A stern man, strict, secretive, and a hard-worker, he is defined by the Anglo-Saxon press as being “un-Italian” and has the special favour of European financial markets. In Italy he worked his way up as Director General of the Treasury between 1991 and 2001, at a time when under the Maastricht treaty, privatizations and budgetary austerity were already a must. He served successively under Leftist or “technical” governments as well as under Silvio Berlusconi. Moreover, he managed to restore the credibility of the Italian Bank, in dire straights after 2006 and the scandal of Antonio Fazio’s governance. So much so that he was appointed president of the Financial Stability Board set up by the G20. From then on he was “Super Mario, haloed with a legend all the more persistent because he seldom confides anything to the media.
Mario Draghi, a brilliant senior public servant of the Italian State, an alumnus of the prestigious Jesuit school in Rome, apparently claims to be indifferent to political games. Unlike Carlo Azeglo Ciampi, governor of the Institute, then head of a “technical” government between 1993 and 1994, then president of the Republic from 1999 to 2006, Draghi did not make a career at the Italian Bank.
He is first and foremost an Italian whose career took place largely between the US and London. He finished off his schooling at MIT in Cambridge, MA, at the court of Nobel prize-winner Franco Modigliani, and worked in Washington as executive head of the World Bank (1984-1990). The henchman of markets and of the US, he conquered the London City when he was vice-president and European manager of Goldman Sachs, one of the biggest US banks, between 2002 and 2005. He is on intimate terms with Washington’s current Treasury Secretary Tim Geithner and the FED’s president Ben Bernanke. More recently he took great pains to give Angela Merkel enough tokens of goodwill to persuade her that despite his being Italian he would keep the ECB on its track and would watch relentlessly for the slightest inflationary twitch.
It little matters that Goldman Sachs, from 2000 onwards, helped the Greek authorities to fiddle Greek public accounts in order to gain access to the euro zone: during his vetting session before the European parliament last June, “Super-Mario” defended himself saying that the contracts in question had been signed before he joined the US bank and that he had played no part in their follow-up management. In other words Goldman Sachs’ representative in Europe was not informed of one of his bank’s greatest operations on the Old Continent.
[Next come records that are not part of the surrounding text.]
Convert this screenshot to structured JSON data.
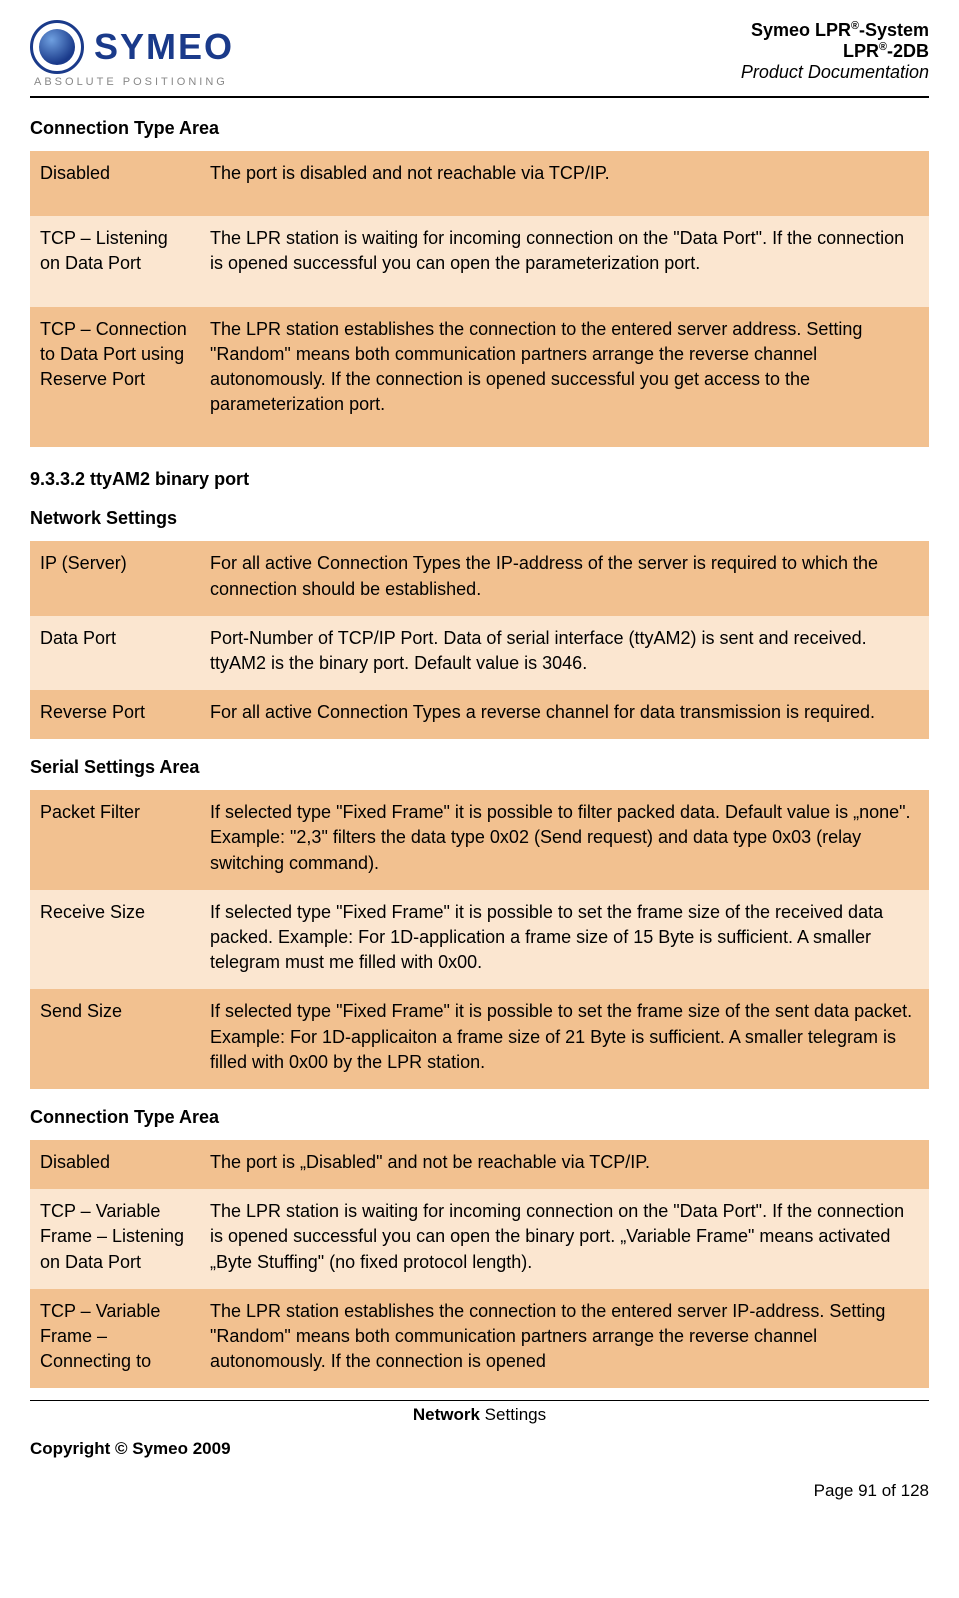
{
  "header": {
    "logo_text": "SYMEO",
    "logo_sub": "ABSOLUTE POSITIONING",
    "line1_pre": "Symeo LPR",
    "line1_sup": "®",
    "line1_post": "-System",
    "line2_pre": "LPR",
    "line2_sup": "®",
    "line2_post": "-2DB",
    "line3": "Product Documentation"
  },
  "sections": {
    "s1_title": "Connection Type Area",
    "s1_rows": [
      {
        "k": "Disabled",
        "v": "The port is disabled and not reachable via TCP/IP."
      },
      {
        "k": "TCP – Listening on Data Port",
        "v": "The LPR station is waiting for incoming connection on the \"Data Port\". If the connection is opened successful you can open the parameterization port."
      },
      {
        "k": "TCP – Connection to Data Port using Reserve Port",
        "v": "The LPR station establishes the connection to the entered server address. Setting \"Random\" means both communication partners arrange the reverse channel autonomously. If the connection is opened successful you get access to the parameterization port."
      }
    ],
    "s2_heading": "9.3.3.2   ttyAM2 binary port",
    "s3_title": "Network Settings",
    "s3_rows": [
      {
        "k": "IP (Server)",
        "v": "For all active Connection Types the IP-address of the server is required to which the connection should be established."
      },
      {
        "k": "Data Port",
        "v": "Port-Number of TCP/IP Port. Data of serial interface (ttyAM2) is sent and received. ttyAM2 is the binary port. Default value is 3046."
      },
      {
        "k": "Reverse Port",
        "v": "For all active Connection Types a reverse channel for data transmission is required."
      }
    ],
    "s4_title": "Serial Settings Area",
    "s4_rows": [
      {
        "k": "Packet Filter",
        "v": "If selected type \"Fixed Frame\" it is possible to filter packed data. Default value is „none\". Example: \"2,3\" filters the data type 0x02 (Send request) and data type 0x03 (relay switching command)."
      },
      {
        "k": "Receive Size",
        "v": "If selected type \"Fixed Frame\" it is possible to set the frame size of the received data packed. Example: For 1D-application a frame size of 15 Byte is sufficient. A smaller telegram must me filled with 0x00."
      },
      {
        "k": "Send Size",
        "v": "If selected type \"Fixed Frame\" it is possible to set the frame size of the sent data packet. Example: For 1D-applicaiton a frame size of 21 Byte is sufficient. A smaller telegram is filled with 0x00 by the LPR station."
      }
    ],
    "s5_title": "Connection Type Area",
    "s5_rows": [
      {
        "k": "Disabled",
        "v": "The port is „Disabled\" and not be reachable via TCP/IP."
      },
      {
        "k": "TCP – Variable Frame – Listening on Data Port",
        "v": "The LPR station is waiting for incoming connection on the \"Data Port\". If the connection is opened successful you can open the binary port. „Variable Frame\" means activated „Byte Stuffing\" (no fixed protocol length)."
      },
      {
        "k": "TCP – Variable Frame – Connecting to",
        "v": "The LPR station establishes the connection to the entered server IP-address. Setting \"Random\" means both communication partners arrange the reverse channel autonomously. If the connection is opened"
      }
    ]
  },
  "footer": {
    "center_bold": "Network",
    "center_rest": " Settings",
    "copyright": "Copyright © Symeo 2009",
    "pagenum": "Page 91 of 128"
  }
}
As president of the ECB it will be Draghi’s responsibility to implement EU “support” to Greece and other sovereign-risk countries, including his own, along the same lines as his predecessor Jean-Claude Trichet. Even before he settled down in Francfort he co-signed with Trichet a letter “ordering” Berlusconi’s government to bring the deficit down to zero by 2013 through draconian measures like wage cuts in the public sector and the easing of dismissal procedures.
He has become the target of the Peninsula’s Indignados movement, which mobilized over 100 000 people in the streets of Rome on October 15 when violent clashes took place. Some of the young demonstrators, students, and workers with precarious jobs, presented themselves as “Draghi ribelli” (rebellious dragons), making a pun on the central banker’s surname, and so pointing in irony at his function: to impose his directives on the institutions of a supposedly sovereign country.
[1] The name is also the plural of the Italian for dragon.